主なポイント:
- イランによるホルムズ海峡の通行料提案を受け、投資家はマラッカ海峡での通行料課金を懸念
- マラッカ海峡は世界の海上原油輸送の29%を担い、世界で最も繁忙なエネルギー要衝
- 迂回ルートは存在するが、航海日数の増加とアジア輸入国向け原油コストの上昇を招く
主なポイント:

投資家は、マラッカ海峡が通行料を課す次の海上の要衝になるリスクを織り込み始めている。
世界の海上原油輸送の29%を担うマラッカ海峡での通行料徴収の可能性は、イランとオマーンがホルムズ海峡を通過する船舶への通行料徴収を提案したことを受けて、エネルギー投資家の間で不安を引き起こしている。
「一部の投資家は、マラッカ海峡での通行料という形での石油ショックの可能性に、神経質になり始めている」と、Rystad Energyのコモディティ・マーケット担当バイスプレジデント、Janiv Shah氏はCNBCに語った。
インドネシア、マレーシア、シンガポール、タイの間に約900キロメートルにわたって広がるマラッカ海峡は、2025年上半期の世界の海上原油輸送量の29%を扱ったと、米エネルギー情報局(EIA)は報告している。この水路を通過する石油輸送全体のうち、原油は毎年70%強を占める。比較して、ホルムズ海峡は通常、世界の石油輸送量の約20%を扱う。
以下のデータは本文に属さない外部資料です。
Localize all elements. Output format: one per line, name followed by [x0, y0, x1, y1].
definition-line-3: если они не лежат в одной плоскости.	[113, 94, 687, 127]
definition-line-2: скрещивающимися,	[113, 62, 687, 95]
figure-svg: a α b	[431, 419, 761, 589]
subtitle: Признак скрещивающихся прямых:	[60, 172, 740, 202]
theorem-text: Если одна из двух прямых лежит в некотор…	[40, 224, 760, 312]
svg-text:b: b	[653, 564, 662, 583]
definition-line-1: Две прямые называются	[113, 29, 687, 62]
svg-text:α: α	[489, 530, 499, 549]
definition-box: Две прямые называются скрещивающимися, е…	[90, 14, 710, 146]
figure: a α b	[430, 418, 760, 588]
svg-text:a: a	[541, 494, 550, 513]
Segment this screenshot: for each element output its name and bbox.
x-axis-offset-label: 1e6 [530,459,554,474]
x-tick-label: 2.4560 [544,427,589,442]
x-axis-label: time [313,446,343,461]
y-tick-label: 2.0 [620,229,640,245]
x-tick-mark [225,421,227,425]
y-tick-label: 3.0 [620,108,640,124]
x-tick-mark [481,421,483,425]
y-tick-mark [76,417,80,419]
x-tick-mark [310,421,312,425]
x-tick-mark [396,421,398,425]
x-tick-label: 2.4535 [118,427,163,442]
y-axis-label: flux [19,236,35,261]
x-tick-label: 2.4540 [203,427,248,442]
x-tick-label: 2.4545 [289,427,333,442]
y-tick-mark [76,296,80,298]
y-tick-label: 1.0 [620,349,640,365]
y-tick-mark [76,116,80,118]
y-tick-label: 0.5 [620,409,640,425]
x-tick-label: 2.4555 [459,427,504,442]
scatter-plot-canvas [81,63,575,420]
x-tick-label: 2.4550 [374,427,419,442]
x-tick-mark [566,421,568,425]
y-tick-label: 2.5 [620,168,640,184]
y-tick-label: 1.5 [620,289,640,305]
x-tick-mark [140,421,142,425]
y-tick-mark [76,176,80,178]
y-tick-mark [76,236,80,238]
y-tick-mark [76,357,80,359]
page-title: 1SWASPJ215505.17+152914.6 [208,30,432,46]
この課金制度が東南アジアでも導入されれば、世界で最も繁忙なエネルギー貿易ルートの輸送コストが上昇し、年間の輸送費用に数十億ドルが追加される可能性があり、通過ルートに石油供給の80%以上を依存するアジアの輸入国にとって原油価格の上昇につながる。
この警鐘は、イランとオマーンが米国に対し、ホルムズ海峡の共同管理と行政手数料の徴収を含む提案を行ったとの報道を受けて鳴らされた。米国とイランは先月の覚書で、60日間の安全な航行を確保することで合意しており、その後、海峡の将来の管理体制はイランとオマーンが他のペルシャ湾岸諸国と協議して定義されることになる。
インドネシアのPurbaya Yudhi Sadewa財務相は4月、マラッカ海峡を利用する船舶に通行料を導入する可能性に言及したが、すぐにこの考えを撤回した。通行料制度の確立は、国際航行に使用される海峡での自由通過を保証する国際法に違反することになる。インドネシアのPrabowo Subianto大統領とシンガポールのLawrence Wong首相は月曜日、ジャカルタでの会談後、妨害のない通過へのコミットメントを再確認した。
要衝ではあるが、火種ではない
シドニーのLowy Instituteで東南アジアプログラムを率いるHunter Marston氏は、マラッカ海峡は「容易に」チョークポイント(要衝)の定義を満たすが、火種ではないと述べた。「制度が重要だ」とMarston氏は指摘し、インドネシア、マレーシア、シンガポール、タイが管理する共同安全保障体制であるマラッカ海峡パトロールが、水路を世界貿易に開放し続けることを確実にしていると述べた。「この制度がなければ、マラッカ海峡はホルムズ海峡と同様に恣意的な封鎖に対して脆弱だっただろう。」
迂回にはコストが伴う
戦略国際問題研究所(CSIS)のアナリストは、ホルムズ海峡を巡るイランの行動は、海上の要衝を掌握することが国の力と抑止力を「大幅に強化」できることを示したと述べた。マラッカ海峡と台湾海峡という、主要な経済センターを結ぶ二つの戦略的に重要な水路が存在することを考慮すれば、南シナ海では「さらに高い」 stakes があると彼らは指摘する。
CSISのアナリストは7月1日の分析で、「これら二つの主要な海峡のいずれかが遮断された場合、迂回ルートは存在するが、コストが伴う」と述べた。インドネシアを通過するロンボク・マカッサル航路などの代替ルートは、航海日数を延ばし燃料消費を増加させ、タンカー運賃を引き上げ、最終的には納入される原油のコストを上昇させる。
主要な要衝が信頼性のある封鎖の脅威に直面した最近の事例——2019年にフジャイラ近郊でタンカーが攻撃された後のホルムズ海峡——では、ブレント原油が2週間以内に約15%急騰し、地域の船舶に対する海上保険料は10倍に急上昇した。
この記事は情報提供のみを目的としており、投資助言を構成するものではない。